Kalimat tersebut masih menempel di pikiran saya sejak credit title ditayangkan. Ben Bradlee, yang diperankan oleh aktor kawakan, Tom Hanks, dengan jelas mengucapkan pernyataan itu ketika ia bersikeras ingin menerbitkan berita yang dapat mempertaruhkan nasib perusahaan surat kabar The Washington Post.

Mengambil latar waktu di tahun 1971, ketika perang Amerika-Vietnam hampir berakhir, film besutan Steven Spielberg ini  lagi-lagi berhasil mencetak 13 prestasi pada 12 ajang penghargaan film di Amerika. Selain Tom Hanks yang sudah menjadi "langganan" memerankan film arahan Spielberg, kita dapat melihat hadirnya Meryl Streep yang memegang peran sebagai karakter utama, yakni Katharine “Kay” Graham, pemilik perusahaan The Washington Post.

Selain kedua tokoh di atas, saya turut menyadari keberadaan karakter yang mondar-mandir di beberapa film yang saya tonton seperti Steve Jobs (2015), Doctor Strange (2016), Call Me by Your Name (2017) hingga The Shape of Water (2017), yap, the kinda-underrated actor, Michael Stuhlbarg, si pemeran tokoh Abe Rosenthal, editor eksekutif harian The New York Times.
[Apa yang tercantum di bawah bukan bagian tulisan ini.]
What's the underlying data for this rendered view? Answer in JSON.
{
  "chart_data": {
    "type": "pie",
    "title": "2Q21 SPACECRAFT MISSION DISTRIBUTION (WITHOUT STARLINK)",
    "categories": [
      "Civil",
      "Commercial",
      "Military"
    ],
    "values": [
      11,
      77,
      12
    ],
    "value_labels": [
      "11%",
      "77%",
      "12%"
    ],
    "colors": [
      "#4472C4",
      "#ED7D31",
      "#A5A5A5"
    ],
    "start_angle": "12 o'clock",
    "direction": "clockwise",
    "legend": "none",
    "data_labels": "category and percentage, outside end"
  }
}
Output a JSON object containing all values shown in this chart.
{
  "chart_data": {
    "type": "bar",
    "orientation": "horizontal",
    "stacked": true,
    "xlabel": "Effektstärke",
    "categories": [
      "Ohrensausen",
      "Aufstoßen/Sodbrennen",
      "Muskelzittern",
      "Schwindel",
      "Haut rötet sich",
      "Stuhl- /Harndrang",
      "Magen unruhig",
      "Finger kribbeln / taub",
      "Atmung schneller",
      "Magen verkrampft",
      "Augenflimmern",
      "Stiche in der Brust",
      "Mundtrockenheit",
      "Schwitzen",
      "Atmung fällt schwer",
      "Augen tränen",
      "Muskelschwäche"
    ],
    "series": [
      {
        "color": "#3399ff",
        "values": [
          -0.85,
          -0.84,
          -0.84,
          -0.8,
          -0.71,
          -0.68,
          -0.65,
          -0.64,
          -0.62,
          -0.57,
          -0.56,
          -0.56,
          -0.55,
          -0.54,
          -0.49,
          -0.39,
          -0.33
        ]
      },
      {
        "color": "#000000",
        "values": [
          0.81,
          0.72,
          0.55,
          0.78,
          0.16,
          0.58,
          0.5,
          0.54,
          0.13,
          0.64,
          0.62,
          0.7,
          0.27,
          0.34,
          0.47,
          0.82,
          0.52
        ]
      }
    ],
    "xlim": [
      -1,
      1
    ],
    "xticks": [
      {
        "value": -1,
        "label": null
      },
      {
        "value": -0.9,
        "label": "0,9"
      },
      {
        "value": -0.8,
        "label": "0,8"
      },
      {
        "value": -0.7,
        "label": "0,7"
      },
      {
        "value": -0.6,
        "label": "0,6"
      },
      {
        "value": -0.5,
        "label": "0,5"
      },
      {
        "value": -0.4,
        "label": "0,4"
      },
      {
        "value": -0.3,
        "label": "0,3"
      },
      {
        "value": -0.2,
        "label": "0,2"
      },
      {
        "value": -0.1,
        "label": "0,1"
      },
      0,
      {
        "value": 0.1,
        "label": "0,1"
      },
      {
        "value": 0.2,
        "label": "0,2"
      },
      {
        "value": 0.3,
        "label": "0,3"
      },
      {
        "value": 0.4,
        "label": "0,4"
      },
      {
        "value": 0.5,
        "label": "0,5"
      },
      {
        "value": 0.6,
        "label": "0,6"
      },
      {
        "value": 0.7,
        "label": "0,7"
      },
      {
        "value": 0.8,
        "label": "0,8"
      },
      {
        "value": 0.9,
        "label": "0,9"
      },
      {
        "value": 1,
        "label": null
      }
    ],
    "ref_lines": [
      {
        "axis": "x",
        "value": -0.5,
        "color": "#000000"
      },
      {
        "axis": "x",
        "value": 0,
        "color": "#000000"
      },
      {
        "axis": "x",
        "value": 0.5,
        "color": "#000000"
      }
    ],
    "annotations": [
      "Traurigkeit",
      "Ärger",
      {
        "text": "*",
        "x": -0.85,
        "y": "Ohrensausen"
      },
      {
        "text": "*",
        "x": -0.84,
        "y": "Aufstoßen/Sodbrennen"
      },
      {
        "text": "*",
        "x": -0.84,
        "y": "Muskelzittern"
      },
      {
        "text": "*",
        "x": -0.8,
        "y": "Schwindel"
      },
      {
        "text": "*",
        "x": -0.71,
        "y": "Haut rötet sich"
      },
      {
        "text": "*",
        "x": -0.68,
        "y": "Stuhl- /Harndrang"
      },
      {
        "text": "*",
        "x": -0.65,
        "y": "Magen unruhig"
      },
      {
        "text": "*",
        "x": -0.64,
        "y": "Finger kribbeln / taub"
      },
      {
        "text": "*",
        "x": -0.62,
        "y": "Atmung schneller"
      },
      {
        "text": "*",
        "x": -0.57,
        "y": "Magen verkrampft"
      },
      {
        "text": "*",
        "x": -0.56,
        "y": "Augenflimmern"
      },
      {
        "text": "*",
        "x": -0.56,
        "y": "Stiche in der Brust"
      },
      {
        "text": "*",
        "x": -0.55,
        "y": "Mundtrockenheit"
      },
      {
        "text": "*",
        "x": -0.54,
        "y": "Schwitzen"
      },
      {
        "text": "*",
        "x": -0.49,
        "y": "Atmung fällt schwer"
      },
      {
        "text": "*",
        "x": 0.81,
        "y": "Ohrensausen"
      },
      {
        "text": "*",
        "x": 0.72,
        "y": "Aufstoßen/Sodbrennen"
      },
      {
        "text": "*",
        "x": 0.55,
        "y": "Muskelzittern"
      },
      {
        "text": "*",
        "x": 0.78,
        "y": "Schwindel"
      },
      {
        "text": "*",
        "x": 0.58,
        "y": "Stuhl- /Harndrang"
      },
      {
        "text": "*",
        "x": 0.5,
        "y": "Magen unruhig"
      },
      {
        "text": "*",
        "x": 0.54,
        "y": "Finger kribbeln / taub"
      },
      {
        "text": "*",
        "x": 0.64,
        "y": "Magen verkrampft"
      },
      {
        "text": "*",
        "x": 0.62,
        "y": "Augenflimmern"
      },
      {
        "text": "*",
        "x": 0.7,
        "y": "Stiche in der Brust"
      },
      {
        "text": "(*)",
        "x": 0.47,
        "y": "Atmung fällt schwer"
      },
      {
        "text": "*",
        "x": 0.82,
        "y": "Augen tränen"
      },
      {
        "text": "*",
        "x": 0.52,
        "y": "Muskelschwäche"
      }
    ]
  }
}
Daftar pujian yang terpampang di poster film membuat pendapat saya menjadi agak subjektif, bahkan sebelum menonton film ini. Ditambah lagi, janji dosen kelas Media Online yang dengan antusias mengajak kami sekelas untuk menonton bersama di bioskop. Saya yakin bahwa film ini akan menjadi salah satu film yang menggugah antusias saya, dan tak kalah penting, plot cerita yang menyinggung media massa diperankan oleh aktor yang tak diragukan lagi kemampuan beraktingnya.

Gambaran Plot

Konflik dimulai ketika Daniel Ellsberg (Matthew Rhys) mencuri data negara berisi dokumen perang Amerika-Vietnam yang kini disebut “Pentagon Papers”. Harian The Washington Post (selanjutnya disingkat “The Post”) yang saat itu sibuk dengan masalah peliputan pernikahan salah satu putri Presiden Nixon mendapat kabar bahwa harian The New York Times merilis berita yang menyatakan bahwa Nixon dan beberapa presiden sebelumnya memalsukan informasi perang dan mengirim tentara sebanyak mungkin meskipun pada akhirnya Amerika akan mengalami kekalahan dari Vietnam.
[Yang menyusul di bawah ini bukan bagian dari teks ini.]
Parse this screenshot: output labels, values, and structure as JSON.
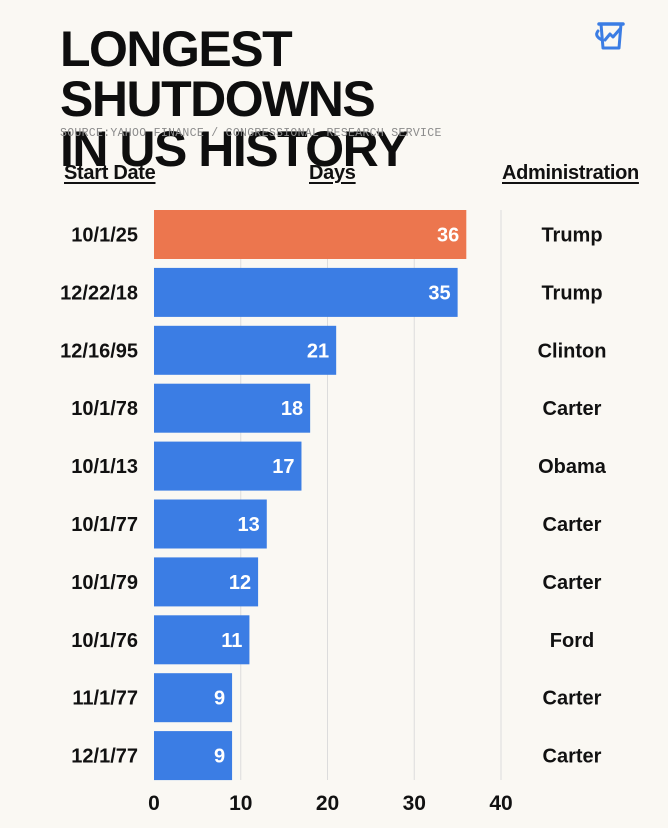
{
  "header": {
    "title_line1": "LONGEST SHUTDOWNS",
    "title_line2": "IN US HISTORY",
    "source": "SOURCE:YAHOO FINANCE / CONGRESSIONAL RESEARCH SERVICE",
    "logo_icon": "coffee-mug-chart-icon"
  },
  "columns": {
    "start_date": "Start Date",
    "days": "Days",
    "administration": "Administration"
  },
  "colors": {
    "highlight": "#ec764e",
    "bar": "#3b7de4",
    "grid": "#dcdcdc",
    "background": "#faf8f3"
  },
  "chart_data": {
    "type": "bar",
    "orientation": "horizontal",
    "categories": [
      "10/1/25",
      "12/22/18",
      "12/16/95",
      "10/1/78",
      "10/1/13",
      "10/1/77",
      "10/1/79",
      "10/1/76",
      "11/1/77",
      "12/1/77"
    ],
    "values": [
      36,
      35,
      21,
      18,
      17,
      13,
      12,
      11,
      9,
      9
    ],
    "administrations": [
      "Trump",
      "Trump",
      "Clinton",
      "Carter",
      "Obama",
      "Carter",
      "Carter",
      "Ford",
      "Carter",
      "Carter"
    ],
    "highlight_index": 0,
    "xlim": [
      0,
      40
    ],
    "xticks": [
      0,
      10,
      20,
      30,
      40
    ],
    "grid": true
  }
}
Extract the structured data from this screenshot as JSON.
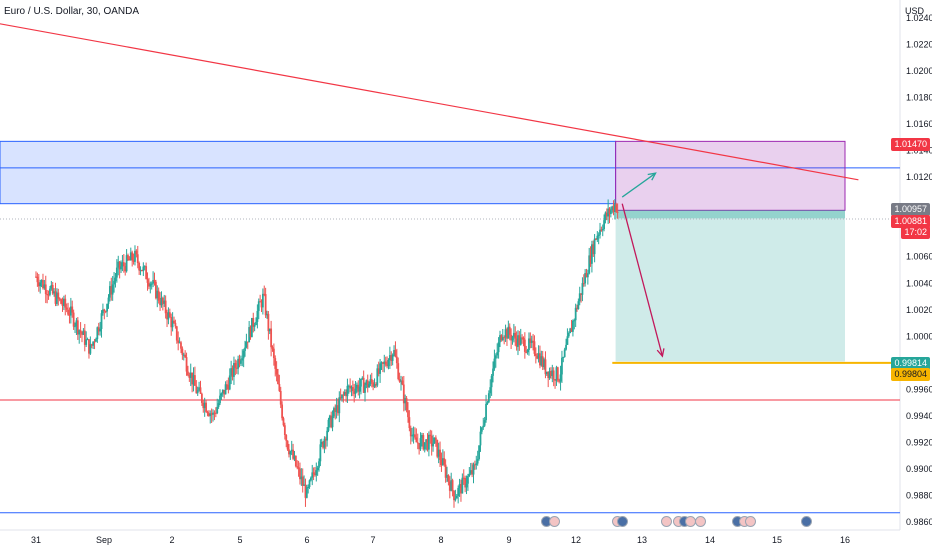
{
  "header": {
    "title": "Euro / U.S. Dollar, 30, OANDA",
    "currency": "USD"
  },
  "price_badges": {
    "target_top": "1.01470",
    "current_price": "1.00957",
    "last_price": "1.00881",
    "countdown": "17:02",
    "stop_green": "0.99814",
    "support_yellow": "0.99804"
  },
  "colors": {
    "bull": "#26a69a",
    "bear": "#ef5350",
    "trendline": "#f23645",
    "zone_blue": "#2962ff",
    "position_purple": "#9c27b0",
    "support": "#f7b500",
    "hline_red": "#f23645",
    "hline_blue": "#2962ff"
  },
  "chart_data": {
    "type": "candlestick",
    "symbol": "EURUSD",
    "timeframe": "30",
    "x_tick_labels": [
      "31",
      "Sep",
      "2",
      "5",
      "6",
      "7",
      "8",
      "9",
      "12",
      "13",
      "14",
      "15",
      "16"
    ],
    "y_ticks": [
      "1.02400",
      "1.02200",
      "1.02000",
      "1.01800",
      "1.01600",
      "1.01400",
      "1.01200",
      "1.00600",
      "1.00400",
      "1.00200",
      "1.00000",
      "0.99600",
      "0.99400",
      "0.99200",
      "0.99000",
      "0.98800",
      "0.98600"
    ],
    "ylim": [
      0.9855,
      1.0245
    ],
    "close_path": [
      {
        "t": 0.0,
        "p": 1.0045
      },
      {
        "t": 0.5,
        "p": 1.0018
      },
      {
        "t": 0.8,
        "p": 0.999
      },
      {
        "t": 1.2,
        "p": 1.005
      },
      {
        "t": 1.45,
        "p": 1.006
      },
      {
        "t": 1.7,
        "p": 1.004
      },
      {
        "t": 2.0,
        "p": 1.001
      },
      {
        "t": 2.35,
        "p": 0.996
      },
      {
        "t": 2.6,
        "p": 0.994
      },
      {
        "t": 3.0,
        "p": 0.9985
      },
      {
        "t": 3.35,
        "p": 1.003
      },
      {
        "t": 3.7,
        "p": 0.992
      },
      {
        "t": 4.0,
        "p": 0.988
      },
      {
        "t": 4.3,
        "p": 0.993
      },
      {
        "t": 4.6,
        "p": 0.996
      },
      {
        "t": 5.0,
        "p": 0.9965
      },
      {
        "t": 5.3,
        "p": 0.999
      },
      {
        "t": 5.6,
        "p": 0.992
      },
      {
        "t": 5.9,
        "p": 0.992
      },
      {
        "t": 6.2,
        "p": 0.988
      },
      {
        "t": 6.5,
        "p": 0.99
      },
      {
        "t": 6.7,
        "p": 0.996
      },
      {
        "t": 6.9,
        "p": 1.0005
      },
      {
        "t": 7.2,
        "p": 0.9995
      },
      {
        "t": 7.4,
        "p": 0.999
      },
      {
        "t": 7.55,
        "p": 0.9975
      },
      {
        "t": 7.75,
        "p": 0.997
      },
      {
        "t": 8.0,
        "p": 1.002
      },
      {
        "t": 8.3,
        "p": 1.0075
      },
      {
        "t": 8.45,
        "p": 1.009
      },
      {
        "t": 8.6,
        "p": 1.01
      },
      {
        "t": 8.65,
        "p": 1.0091
      }
    ],
    "drawings": {
      "trendline": {
        "from": {
          "t": -1.0,
          "p": 1.024
        },
        "to": {
          "t": 12.2,
          "p": 1.0118
        }
      },
      "resistance_zone": {
        "top": 1.0147,
        "bottom": 1.01,
        "mid": 1.0127
      },
      "short_position": {
        "t_from": 8.6,
        "t_to": 12.0,
        "stop": 1.0147,
        "entry": 1.0095,
        "target": 0.9981
      },
      "support_line": {
        "price": 0.998,
        "t_from": 8.55,
        "t_to": 12.2
      },
      "red_hline": 0.9952,
      "blue_hline": 0.9867,
      "arrow_up": {
        "from": {
          "t": 8.7,
          "p": 1.0105
        },
        "to": {
          "t": 9.2,
          "p": 1.0123
        }
      },
      "arrow_down": {
        "from": {
          "t": 8.7,
          "p": 1.01
        },
        "to": {
          "t": 9.3,
          "p": 0.9985
        }
      }
    },
    "event_icons": 16
  }
}
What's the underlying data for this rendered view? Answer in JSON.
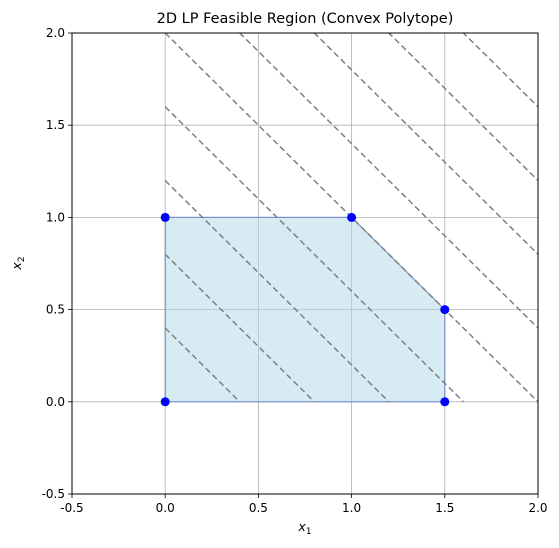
{
  "chart_data": {
    "type": "line",
    "title": "2D LP Feasible Region (Convex Polytope)",
    "xlabel": "x1",
    "ylabel": "x2",
    "xlim": [
      -0.5,
      2.0
    ],
    "ylim": [
      -0.5,
      2.0
    ],
    "xticks": [
      "-0.5",
      "0.0",
      "0.5",
      "1.0",
      "1.5",
      "2.0"
    ],
    "yticks": [
      "-0.5",
      "0.0",
      "0.5",
      "1.0",
      "1.5",
      "2.0"
    ],
    "grid": true,
    "feasible_region": {
      "vertices": [
        [
          0,
          0
        ],
        [
          1.5,
          0
        ],
        [
          1.5,
          0.5
        ],
        [
          1.0,
          1.0
        ],
        [
          0,
          1.0
        ]
      ],
      "fill_color": "#add8e6",
      "edge_color": "#6c7fd0"
    },
    "vertex_points": {
      "x": [
        0.0,
        1.5,
        1.5,
        1.0,
        0.0
      ],
      "y": [
        0.0,
        0.0,
        0.5,
        1.0,
        1.0
      ],
      "color": "#0000ff"
    },
    "objective_contours": {
      "direction": "x1 + x2 = c",
      "levels": [
        0.4,
        0.8,
        1.2,
        1.6,
        2.0,
        2.4,
        2.8,
        3.2,
        3.6
      ],
      "color": "#808080",
      "style": "dashed"
    }
  }
}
The Post menjunjung tinggi peran surat kabar yang harus berimbang dalam menyajikan informasi. Oleh karena itu, Ben Bradlee, sebagai editor eksekutif, merasa berkewajiban untuk merilis berita sesuai fakta yang akhirnya mengantarkan cerita pada perselisihan antara dirinya dengan Frederick “Fritz” Beebe (Tracy Letts), chief officer The Post.

Fritz yang tidak terlalu peduli tentang fakta yang seharusnya diungkapkan ke khalayak bersikeras menolak publikasi tersebut, sebab ia lebih fokus terhadap kestabilan saham The Post. Pada titik inilah Kay Graham harus memutuskan, antara mempertahankan kelangsungan bisnis surat kabarnya, atau membiarkan fakta tersebar di masyarakat.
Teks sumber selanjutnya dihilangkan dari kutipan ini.